The bodies we see on Love Island “are in no way normal or average, and present an impossible ideal”, says Dr Vincent McDarby, President of the Psychological Society of Ireland. Dr McDarby reminds us how teens and young people “tend to be egocentric and self-conscious”, so when Love Island bodies are presented as the norm — that is, every contestant looks like that — it’s going to create insecurity.
“Love Island is on six times a week, which is a lot of exposure,” he says. “It’s contrived in an editing room to stoke controversy, drama and conflict. But it’s not just Love Island where unrealistic [appearance] ideals are being promoted — this is happening on Instagram too, where influencers are presenting manipulated and touched-up images of themselves while promoting self acceptance and body positivity. It’s hypocrisy — it’s bullsh*t.”
However, suggesting people should simply not watch Love Island or The Kardashians or come off Instagram or Snapchat or whatever is hardly going to work, given how, “it’s the young person equivalent of a water cooler moment”, says Dr McDarby.
“If all your peers are watching Love Island, you are excluding yourself from the conversation,” he says. “So while it could be beneficial to step back a bit sometimes, the key is to understand that it is manufactured. That it’s fake.
“Young people need to be inoculated against this through building resilience. You can build resilience by being accepting and comfortable with who you are, while learning how this type of media actually works — that it’s not real and it’s not the norm.”
This is not to say that changing your appearance is always negative. It can create and instil confidence, but only if any underlying psychological issues are dealt with as well, rather than changing the outside and expecting to automatically feel better on the inside.

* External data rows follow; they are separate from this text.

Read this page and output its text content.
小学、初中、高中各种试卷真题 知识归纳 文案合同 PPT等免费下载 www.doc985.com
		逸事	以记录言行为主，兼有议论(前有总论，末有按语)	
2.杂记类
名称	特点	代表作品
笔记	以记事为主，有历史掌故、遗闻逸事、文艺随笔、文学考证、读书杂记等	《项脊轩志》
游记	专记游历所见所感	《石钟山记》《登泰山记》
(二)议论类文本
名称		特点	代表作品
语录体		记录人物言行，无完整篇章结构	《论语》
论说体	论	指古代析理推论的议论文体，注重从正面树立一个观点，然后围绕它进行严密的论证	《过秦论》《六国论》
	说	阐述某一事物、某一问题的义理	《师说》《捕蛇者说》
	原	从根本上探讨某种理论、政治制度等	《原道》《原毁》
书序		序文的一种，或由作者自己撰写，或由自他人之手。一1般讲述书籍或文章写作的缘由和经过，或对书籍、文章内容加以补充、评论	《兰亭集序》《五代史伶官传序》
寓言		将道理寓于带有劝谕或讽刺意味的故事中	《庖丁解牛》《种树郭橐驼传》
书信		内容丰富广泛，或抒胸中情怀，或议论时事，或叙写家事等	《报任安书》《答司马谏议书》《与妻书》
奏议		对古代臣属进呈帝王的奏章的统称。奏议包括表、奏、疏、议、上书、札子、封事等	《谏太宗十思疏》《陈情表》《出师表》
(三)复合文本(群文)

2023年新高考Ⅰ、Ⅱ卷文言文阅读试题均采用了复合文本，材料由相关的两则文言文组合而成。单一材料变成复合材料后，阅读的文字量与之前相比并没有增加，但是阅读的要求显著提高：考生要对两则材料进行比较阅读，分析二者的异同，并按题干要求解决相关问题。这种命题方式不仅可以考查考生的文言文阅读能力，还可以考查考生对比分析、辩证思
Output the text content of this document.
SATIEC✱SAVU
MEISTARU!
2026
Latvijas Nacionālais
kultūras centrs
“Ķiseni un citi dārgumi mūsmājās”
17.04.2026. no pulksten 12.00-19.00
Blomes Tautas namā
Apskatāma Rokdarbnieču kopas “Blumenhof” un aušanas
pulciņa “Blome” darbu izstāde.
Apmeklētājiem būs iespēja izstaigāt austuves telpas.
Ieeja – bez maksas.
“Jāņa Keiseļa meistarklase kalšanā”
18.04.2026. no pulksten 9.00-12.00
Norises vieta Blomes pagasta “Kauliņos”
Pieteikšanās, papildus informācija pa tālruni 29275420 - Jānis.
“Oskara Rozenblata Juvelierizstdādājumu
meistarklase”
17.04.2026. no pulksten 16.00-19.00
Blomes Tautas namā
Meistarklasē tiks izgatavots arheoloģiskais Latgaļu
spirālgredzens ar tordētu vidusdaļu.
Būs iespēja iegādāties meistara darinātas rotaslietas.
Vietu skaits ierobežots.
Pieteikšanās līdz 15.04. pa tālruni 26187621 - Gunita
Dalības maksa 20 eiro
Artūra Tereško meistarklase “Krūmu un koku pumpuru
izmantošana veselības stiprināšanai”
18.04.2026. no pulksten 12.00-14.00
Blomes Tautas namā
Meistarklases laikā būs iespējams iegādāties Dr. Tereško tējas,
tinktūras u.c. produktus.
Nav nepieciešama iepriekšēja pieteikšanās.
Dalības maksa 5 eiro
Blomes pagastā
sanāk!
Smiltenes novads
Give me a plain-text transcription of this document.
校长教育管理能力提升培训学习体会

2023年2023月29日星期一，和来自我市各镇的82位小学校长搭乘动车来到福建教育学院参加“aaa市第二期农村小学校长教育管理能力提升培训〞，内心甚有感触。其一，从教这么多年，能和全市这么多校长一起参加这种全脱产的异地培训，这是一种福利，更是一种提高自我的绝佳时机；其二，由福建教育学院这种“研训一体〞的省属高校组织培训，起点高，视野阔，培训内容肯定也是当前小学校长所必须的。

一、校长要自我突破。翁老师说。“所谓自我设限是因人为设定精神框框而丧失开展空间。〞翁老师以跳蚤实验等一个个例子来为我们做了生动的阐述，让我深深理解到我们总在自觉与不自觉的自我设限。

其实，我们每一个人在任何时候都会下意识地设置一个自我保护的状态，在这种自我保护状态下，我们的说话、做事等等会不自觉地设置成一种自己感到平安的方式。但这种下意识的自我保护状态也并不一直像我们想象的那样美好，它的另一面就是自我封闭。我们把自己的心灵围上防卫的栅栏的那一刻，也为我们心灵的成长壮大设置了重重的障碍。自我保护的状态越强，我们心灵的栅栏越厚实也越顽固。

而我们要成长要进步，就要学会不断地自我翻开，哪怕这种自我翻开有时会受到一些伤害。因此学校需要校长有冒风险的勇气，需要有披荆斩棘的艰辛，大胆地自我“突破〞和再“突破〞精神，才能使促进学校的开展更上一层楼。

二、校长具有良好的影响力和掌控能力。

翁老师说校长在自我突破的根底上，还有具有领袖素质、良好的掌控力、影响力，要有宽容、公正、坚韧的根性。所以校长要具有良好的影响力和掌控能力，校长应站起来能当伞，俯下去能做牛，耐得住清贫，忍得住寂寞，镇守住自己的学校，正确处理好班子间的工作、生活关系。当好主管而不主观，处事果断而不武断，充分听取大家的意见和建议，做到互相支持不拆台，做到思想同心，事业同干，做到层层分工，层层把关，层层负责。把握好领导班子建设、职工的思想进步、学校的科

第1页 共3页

Also, there is a billion dollar beauty industry working very hard at making us feel ugly, starting with the adverts in between Love Island segments.
“Love Island is visual, but it’s just one [medium] of many in a society that perpetrates narrow ideals of attractiveness and handsomeness,” says psychologist Louize Carroll, co-founder of Prism online therapy. “These contestants have decided to look after their bodies [as a career strategy].”
While looking after your body is obviously a good thing, becoming appearance obsessed is not.
“We can improve how we look, which can in turn improve self-esteem, but really, self-esteem must come from within, from connecting with your purpose — and as adults, we have a collective responsibility to connect with young people, so we communicate about what matters,” she says.
“Conversations around being comfortable in your own skin are so important — beyond marketing, aesthetics are only a tiny part of building a sense of self. It’s so much bigger than how you look.”